Dışarıdan duyulan müziğin sesi kulakları rahatsız edecek cinstendi. O kadar rahatsız edici bir yüksekliği vardı ki içeride buna nasıl katlanacağımı düşünmüştüm. Evet, ilk kez bir bara geliyordum. Bunun için heyecanlı ya da meraklı falan değildim. Sanırım nedenini bilmediğim bir şekilde sadece burda olmak istiyordum.

Emir başıyla mekanı gösterdiğinde arabanın önünden geçip yanına geldim. Bana kısa bir bakış atıp yüzümü süzdükten sonra bir anda elimi kavradı. Ben ne olduğunu anlayamadan yürümeye başladığında peşinden ilerlemeye koyuldum.

Çevredekilerin dikkatini çekmek istemediğim için sessizce birkaç kez elimi çekmeye çalışsam da buna müsaade etmemiş daha da sıkı kavramıştı. Yüzüm kızarırken ellerinin ellerimde bıraktığı sıcaklık kalbimi ısıtıyordu sanki. Bu adamın hareketleri bünyemde elektrik etkisi yaratıyordu. Bunun sebebini çözebilmiş değildim.

Mekanın kapısına vardığımızda ızbandut gibi iki adam dikilmiş, Emir'i görünce önlerini iliklemişlerdi. Emir başıyla onlara selam vermiş ve mekandan içeri girmişti.

İçerisi loş ışıklarla aydınlık denilemeyecek kadar az aydınlatılmıştı ve bir koridor boyu uzanıyordu. Müziğin gürültülü sesi beni daha çok rahatsız etmeye başlamış, burnuma gelen yoğun alkol kokusu dolu olan midemi bulandırmıştı. Yanımdan geçen birkaç insanın omzuma çarpması bedenimi istemsizce hızlandırmış ve Emir'in arkasına iyice sokularak ilerlemeye başlamıştım.
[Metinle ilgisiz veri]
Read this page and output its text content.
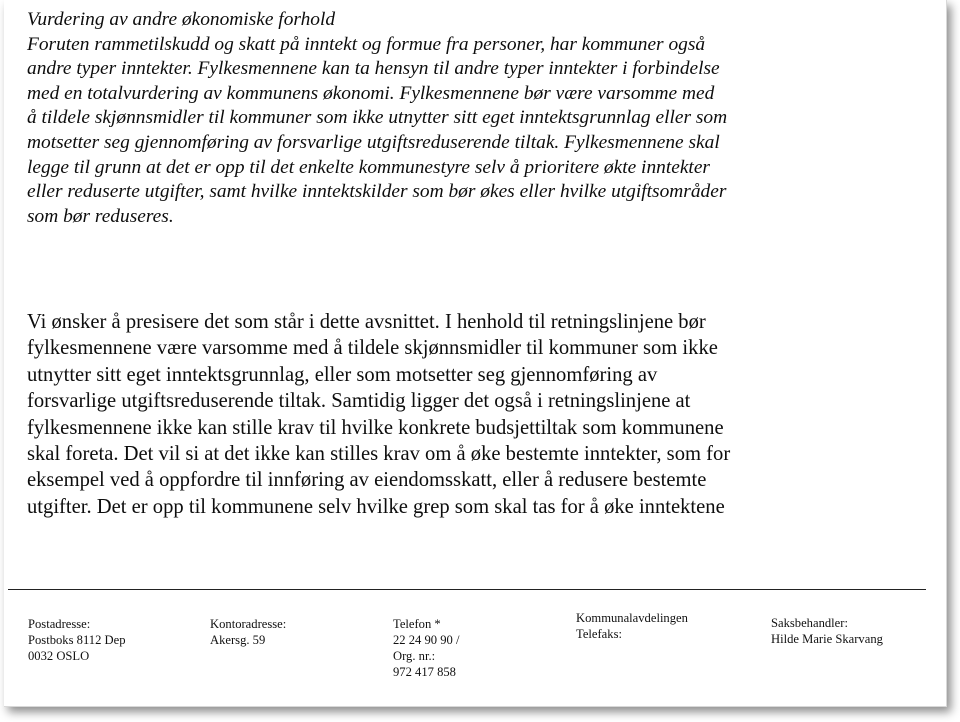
Vurdering av andre økonomiske forhold
Foruten rammetilskudd og skatt på inntekt og formue fra personer, har kommuner også
andre typer inntekter. Fylkesmennene kan ta hensyn til andre typer inntekter i forbindelse
med en totalvurdering av kommunens økonomi. Fylkesmennene bør være varsomme med
å tildele skjønnsmidler til kommuner som ikke utnytter sitt eget inntektsgrunnlag eller som
motsetter seg gjennomføring av forsvarlige utgiftsreduserende tiltak. Fylkesmennene skal
legge til grunn at det er opp til det enkelte kommunestyre selv å prioritere økte inntekter
eller reduserte utgifter, samt hvilke inntektskilder som bør økes eller hvilke utgiftsområder
som bør reduseres.
Vi ønsker å presisere det som står i dette avsnittet. I henhold til retningslinjene bør
fylkesmennene være varsomme med å tildele skjønnsmidler til kommuner som ikke
utnytter sitt eget inntektsgrunnlag, eller som motsetter seg gjennomføring av
forsvarlige utgiftsreduserende tiltak. Samtidig ligger det også i retningslinjene at
fylkesmennene ikke kan stille krav til hvilke konkrete budsjettiltak som kommunene
skal foreta. Det vil si at det ikke kan stilles krav om å øke bestemte inntekter, som for
eksempel ved å oppfordre til innføring av eiendomsskatt, eller å redusere bestemte
utgifter. Det er opp til kommunene selv hvilke grep som skal tas for å øke inntektene
Postadresse:
Postboks 8112 Dep
0032 OSLO
Kontoradresse:
Akersg. 59
Telefon *
22 24 90 90 /
Org. nr.:
972 417 858
Kommunalavdelingen
Telefaks:
Saksbehandler:
Hilde Marie Skarvang
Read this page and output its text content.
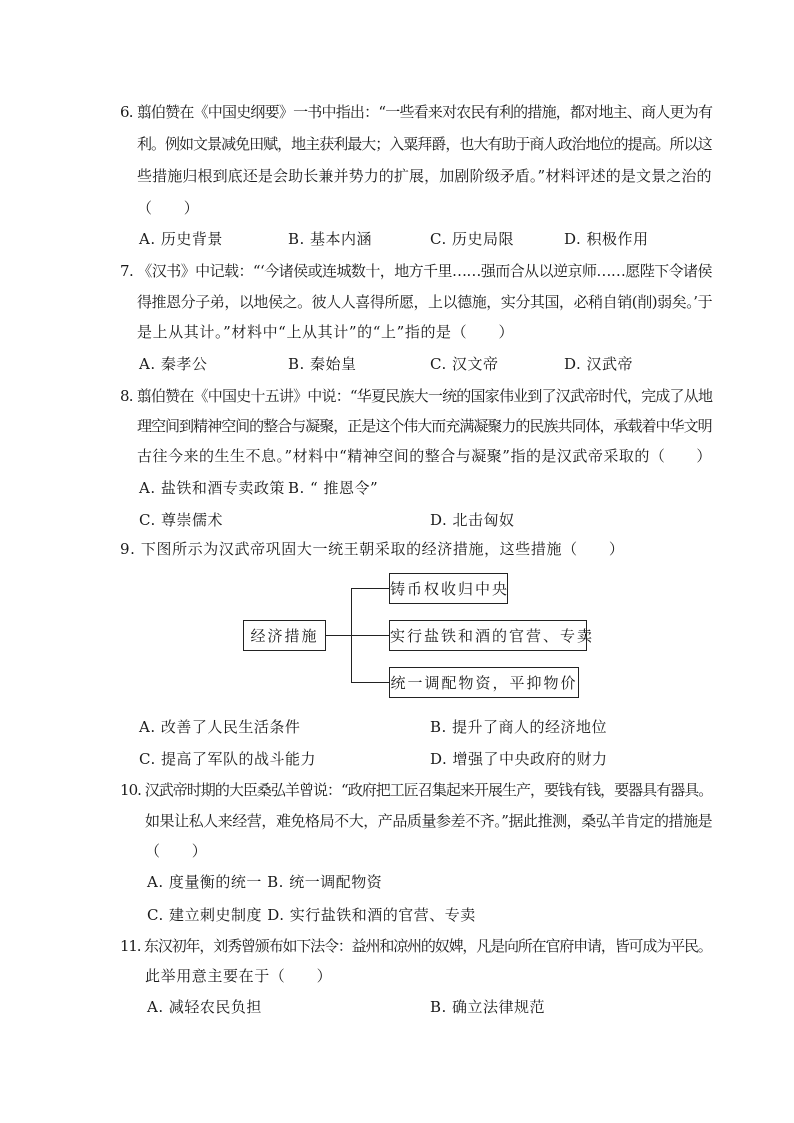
6. 翦伯赞在《中国史纲要》一书中指出：“一些看来对农民有利的措施，都对地主、商人更为有
利。例如文景减免田赋，地主获利最大；入粟拜爵，也大有助于商人政治地位的提高。所以这
些措施归根到底还是会助长兼并势力的扩展，加剧阶级矛盾。”材料评述的是文景之治的
（　　）
A. 历史背景	B. 基本内涵	C. 历史局限	D. 积极作用
7. 《汉书》中记载：“‘今诸侯或连城数十，地方千里……强而合从以逆京师……愿陛下令诸侯
得推恩分子弟，以地侯之。彼人人喜得所愿，上以德施，实分其国，必稍自销(削)弱矣。’于
是上从其计。”材料中“上从其计”的“上”指的是（　　）
A. 秦孝公	B. 秦始皇	C. 汉文帝	D. 汉武帝
8. 翦伯赞在《中国史十五讲》中说：“华夏民族大一统的国家伟业到了汉武帝时代，完成了从地
理空间到精神空间的整合与凝聚，正是这个伟大而充满凝聚力的民族共同体，承载着中华文明
古往今来的生生不息。”材料中“精神空间的整合与凝聚”指的是汉武帝采取的（　　）
A. 盐铁和酒专卖政策 B. “ 推恩令”
C. 尊崇儒术	D. 北击匈奴
9. 下图所示为汉武帝巩固大一统王朝采取的经济措施，这些措施（　　）
经济措施
铸币权收归中央
实行盐铁和酒的官营、专卖
统一调配物资，平抑物价
A. 改善了人民生活条件	B. 提升了商人的经济地位
C. 提高了军队的战斗能力	D. 增强了中央政府的财力
10. 汉武帝时期的大臣桑弘羊曾说：“政府把工匠召集起来开展生产，要钱有钱，要器具有器具。
如果让私人来经营，难免格局不大，产品质量参差不齐。”据此推测，桑弘羊肯定的措施是
（　　）
A. 度量衡的统一 B. 统一调配物资
C. 建立刺史制度 D. 实行盐铁和酒的官营、专卖
11. 东汉初年，刘秀曾颁布如下法令：益州和凉州的奴婢，凡是向所在官府申请，皆可成为平民。
此举用意主要在于（　　）
A. 减轻农民负担	B. 确立法律规范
Koridorun sonunda geniş bir alana çıkmıştık. İçerisi iki katlıydı ve geniş bir oynama pistinin etrafında yuvarlak masalar dizilmişti. İnsanlar masaların etrafına toplanmıştı ve henüz erken bir saat olmasına rağmen oldukça kalabalıktı.

Emir geniş alana geçmeden koridorun sonunda durmuş etrafı izliyorken bir anda bakışlarını bana çevirdi. Yüzüme bir şey öğrenmeye çalışıyormuş gibi bakarken "Sorun ne?" diye sordu duymam için oldukça sesli bir şekilde. Tek kaşı havalanmıştı.

"Sorun yok." dedim onun gibi bağırır tonda. Yüzünü yüzüme biraz daha yaklaştırdı. "Elimi az daha sıkarsan kemiklerimin kırılmasından korkuyorum. Kuru bir şeysin ama, gücün yerinde." dediğinde elini gerçektende sıkıca kavramıştım. Tedirgin olduğum zamanlar böyle tepkiler verebiliyordum ve bu benim istemim dışında gerçekleşen bir hareketti.

"Pardon." dedim elimi çekmeye çalışırken fakat Emir bırakmadı. Dudağı yana kıvrılırken bir anda beni kendine çekti ve kolunu belime dolayarak yanında durmamı sağladı. Belimin kenarında olan eli elbisenin incecik kumaşını sanki yakıp geçiyor tenimi kavuruyordu.

Şaşkınlıkla gözlerim irileşirken dudaklarını kulağıma yaklaştırdı. "Benim dik başlı korkusuz kızım yoksa buradan hoşlanmadı mı?" diye sorduğunda yüzünü uzaklaştırırken kaşlarının alayla havalandığını gördüm.

"Korkmadım. Sadece biraz fazla gürültülü ve rahatsız edici derecede kalabalık." diye sordum laf çarparak gözlerimi devirip. Gülümsedi ve belime doladığı koluyla hafif kuvvet uygulayarak beraber yürümemizi sağladı.

"Tedirgin olmana gerek yok, arkadaşlarım gelsin, rahat edemezsen gideriz. Söylemen yeterli." dediğinde beni kendine daha çok bastırdı. Bu hareketi anlamsız bir şekilde güvende hissetmeme sebep olurken içten içe kendime kızdım. Kimseye bağlanmamalı ve böyle hissetmemeliydim. Özellikle benden yaşça büyük ve oldukça başarılı zengin birine.

Boş masalardan birine geçtiğimizde gözlerimi Emir'e diktim. "Buna gerek yok. Rahatsız olursam ben arabada beklerim. Sen keyfine bak." Beni umursamadı ve tepkisiz kaldı. Mavi gözleri kısılmış etrafı incelemeye devam ederken istemsizce onu izlemeye koyuldum.